Mia has done ok in terms of house-training, but as soon as we begin to give her more unsupervised freedom outside of our combined kitchen and dining room (which is about half our house and very large), we have problems. In particular, she seems to make her way to a newly re-done room off of our living room to poop. We have not caught her doing it, but the evidence is there.

I understand that there is a difference when dealing with a dog one has not had since a puppy and in bringing them into a new environment. My conjecture is that this room is a bit "different" than the rest of the house because it has brand new carpet (I know, great choice for her!) and paint and so she thinks it is as close to outside as she can find.

I suppose the logical thing is to go back to basics and keep her with us at all times and not give her more of the house. However, I would like to find more that can be done and also figure out when she might be able to get some of the freedom back. She had been doing very well and then, when given some freedom, we ended up with this problem again.
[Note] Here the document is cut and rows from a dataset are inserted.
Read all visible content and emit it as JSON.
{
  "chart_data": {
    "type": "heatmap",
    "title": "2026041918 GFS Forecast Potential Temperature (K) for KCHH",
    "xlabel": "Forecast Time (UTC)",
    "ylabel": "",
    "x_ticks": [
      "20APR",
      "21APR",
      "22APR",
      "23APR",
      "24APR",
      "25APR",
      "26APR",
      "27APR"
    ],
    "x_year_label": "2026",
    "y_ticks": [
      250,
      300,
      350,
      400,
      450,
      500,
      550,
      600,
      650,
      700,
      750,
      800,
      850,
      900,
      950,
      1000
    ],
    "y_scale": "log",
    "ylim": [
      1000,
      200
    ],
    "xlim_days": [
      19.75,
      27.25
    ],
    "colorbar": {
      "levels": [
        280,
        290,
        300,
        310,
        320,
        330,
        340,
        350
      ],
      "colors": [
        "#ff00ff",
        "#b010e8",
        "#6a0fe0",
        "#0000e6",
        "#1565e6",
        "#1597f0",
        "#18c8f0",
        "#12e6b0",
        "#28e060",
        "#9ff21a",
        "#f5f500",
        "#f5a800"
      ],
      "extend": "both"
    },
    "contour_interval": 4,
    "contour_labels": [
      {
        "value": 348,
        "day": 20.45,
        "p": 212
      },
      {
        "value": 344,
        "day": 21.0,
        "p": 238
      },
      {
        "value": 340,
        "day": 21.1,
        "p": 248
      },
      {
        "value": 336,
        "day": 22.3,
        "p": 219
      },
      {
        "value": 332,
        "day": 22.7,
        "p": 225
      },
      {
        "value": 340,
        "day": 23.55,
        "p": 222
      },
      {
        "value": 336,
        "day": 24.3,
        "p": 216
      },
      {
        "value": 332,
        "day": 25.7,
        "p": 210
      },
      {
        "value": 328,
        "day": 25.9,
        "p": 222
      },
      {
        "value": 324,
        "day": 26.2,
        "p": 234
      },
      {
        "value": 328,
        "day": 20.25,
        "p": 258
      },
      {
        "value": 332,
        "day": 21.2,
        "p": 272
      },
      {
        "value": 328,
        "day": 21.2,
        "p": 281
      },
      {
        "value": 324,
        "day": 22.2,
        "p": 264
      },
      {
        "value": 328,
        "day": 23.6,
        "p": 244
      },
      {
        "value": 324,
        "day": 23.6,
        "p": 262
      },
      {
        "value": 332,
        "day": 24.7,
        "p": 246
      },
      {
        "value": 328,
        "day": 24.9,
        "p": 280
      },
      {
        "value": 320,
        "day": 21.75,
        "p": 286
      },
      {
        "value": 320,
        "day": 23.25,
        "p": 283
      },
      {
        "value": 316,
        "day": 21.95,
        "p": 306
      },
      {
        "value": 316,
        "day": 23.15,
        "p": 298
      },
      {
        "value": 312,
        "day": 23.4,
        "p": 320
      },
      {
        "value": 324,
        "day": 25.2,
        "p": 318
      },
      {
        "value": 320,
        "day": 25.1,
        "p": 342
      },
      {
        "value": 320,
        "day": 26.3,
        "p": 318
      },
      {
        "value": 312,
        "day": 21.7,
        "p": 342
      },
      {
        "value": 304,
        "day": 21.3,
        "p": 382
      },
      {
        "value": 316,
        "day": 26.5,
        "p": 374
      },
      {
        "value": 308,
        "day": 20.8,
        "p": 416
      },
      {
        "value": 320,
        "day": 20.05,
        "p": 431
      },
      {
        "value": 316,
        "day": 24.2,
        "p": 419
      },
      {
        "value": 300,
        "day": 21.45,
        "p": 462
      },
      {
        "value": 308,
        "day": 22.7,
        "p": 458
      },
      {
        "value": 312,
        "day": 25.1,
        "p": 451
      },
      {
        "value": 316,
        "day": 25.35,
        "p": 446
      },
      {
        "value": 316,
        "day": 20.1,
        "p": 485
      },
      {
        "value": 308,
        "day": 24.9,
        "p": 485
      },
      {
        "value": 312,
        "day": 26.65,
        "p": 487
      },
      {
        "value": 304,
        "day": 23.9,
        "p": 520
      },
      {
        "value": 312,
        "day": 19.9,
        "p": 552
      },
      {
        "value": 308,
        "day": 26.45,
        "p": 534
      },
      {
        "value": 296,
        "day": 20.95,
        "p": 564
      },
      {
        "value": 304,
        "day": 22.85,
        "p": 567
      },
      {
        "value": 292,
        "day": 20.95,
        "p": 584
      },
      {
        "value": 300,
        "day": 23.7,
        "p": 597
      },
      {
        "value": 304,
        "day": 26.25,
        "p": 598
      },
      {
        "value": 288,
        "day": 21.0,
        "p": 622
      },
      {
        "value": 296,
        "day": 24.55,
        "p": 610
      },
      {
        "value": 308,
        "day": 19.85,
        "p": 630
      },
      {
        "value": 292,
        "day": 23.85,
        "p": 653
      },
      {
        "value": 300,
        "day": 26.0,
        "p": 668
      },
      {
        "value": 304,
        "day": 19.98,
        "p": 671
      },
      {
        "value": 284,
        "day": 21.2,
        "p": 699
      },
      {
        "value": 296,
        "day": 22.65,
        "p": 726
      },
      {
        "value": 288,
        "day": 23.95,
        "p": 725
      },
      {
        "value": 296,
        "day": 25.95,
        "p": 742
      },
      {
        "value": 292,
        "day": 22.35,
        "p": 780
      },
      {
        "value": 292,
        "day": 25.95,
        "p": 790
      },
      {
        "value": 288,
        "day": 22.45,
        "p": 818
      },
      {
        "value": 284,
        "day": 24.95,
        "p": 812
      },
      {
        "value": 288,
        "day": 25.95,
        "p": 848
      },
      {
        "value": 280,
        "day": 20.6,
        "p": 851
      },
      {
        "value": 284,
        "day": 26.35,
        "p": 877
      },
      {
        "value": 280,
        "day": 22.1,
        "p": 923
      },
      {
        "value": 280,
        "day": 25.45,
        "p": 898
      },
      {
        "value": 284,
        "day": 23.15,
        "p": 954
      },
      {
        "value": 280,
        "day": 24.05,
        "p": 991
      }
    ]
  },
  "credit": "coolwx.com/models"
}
She has been checked out by her vet and is otherwise in fine spirits and health. I would appreciate any other suggestions, thoughts or ideas about how to manage this.

Thanks!


----------



## Oaklys Dad (Dec 28, 2005)

I think you are right to go back to square one of taking her outside on leash frequently and praising her to high heaven when she potties outside. It is a bit of work but taking her on leash enables you to know the second she does the right thing so you can praise her. If she doesn't get it you may want to check for a UTI. Good luck to you.


----------



## thr61 (Sep 22, 2009)

Thanks for the perspective. However, would you not agree that a UTI would not cause Pooping inside?


----------



## Oaklys Dad (Dec 28, 2005)

The UTI would not likely cause pooping in the house. 

On a side note, when my guys have an accident it is always in a bay window in my house where there is carpet an many plants. In a dogs mind it is as close to outside as you can get in my home.


----------



## Bender (Dec 30, 2008)

If you can, feed her in that room, she'll be less likely to go where she eats. Also, go back to basics like she's not been housetrained, and make a point of letting her out often during the day, and watch her - if she wanders off call her and go outside for a potty break. You may have to take her out every half hour if that's what it takes to help her 'get' it that she needs to go to the bathroom outside. If you can, gate off that room or gate her in the same room as you are so she doesn't have too much space too soon. You should also use a good cleaner on the spots to remove any scent that she may be returning to, just in case.

Lanaa


----------



## FlyingQuizini (Oct 24, 2006)

Unfortunately, only answer is to limit the freedom so that she stops pooping when you can't catch her in the act -- at which point, if you do, startle (not punish) her and escort her outside. I'd find a management program that works and keep it up for at least three months before resuming freedom.


----------



## thr61 (Sep 22, 2009)

What do you all think about moving her crate into the room she has been using as "her bathroom"? It seems unlikely that she would poop where she sleeps (even in the most general sense), so this could work. The only downside is that she likes to go in her crate during the day and that would not be possible if it was in that room. And no, I am not ready to buy her a second crate!


----------



## tippykayak (Oct 27, 2008)

FlyingQuizini said:


> Unfortunately, only answer is to limit the freedom so that she stops pooping when you can't catch her in the act -- at which point, if you do, startle (not punish) her and escort her outside. I'd find a management program that works and keep it up for at least three months before resuming freedom.


Bingo! This is, word for word, the advice I would give (the forum won't let me write just "bingo").


----------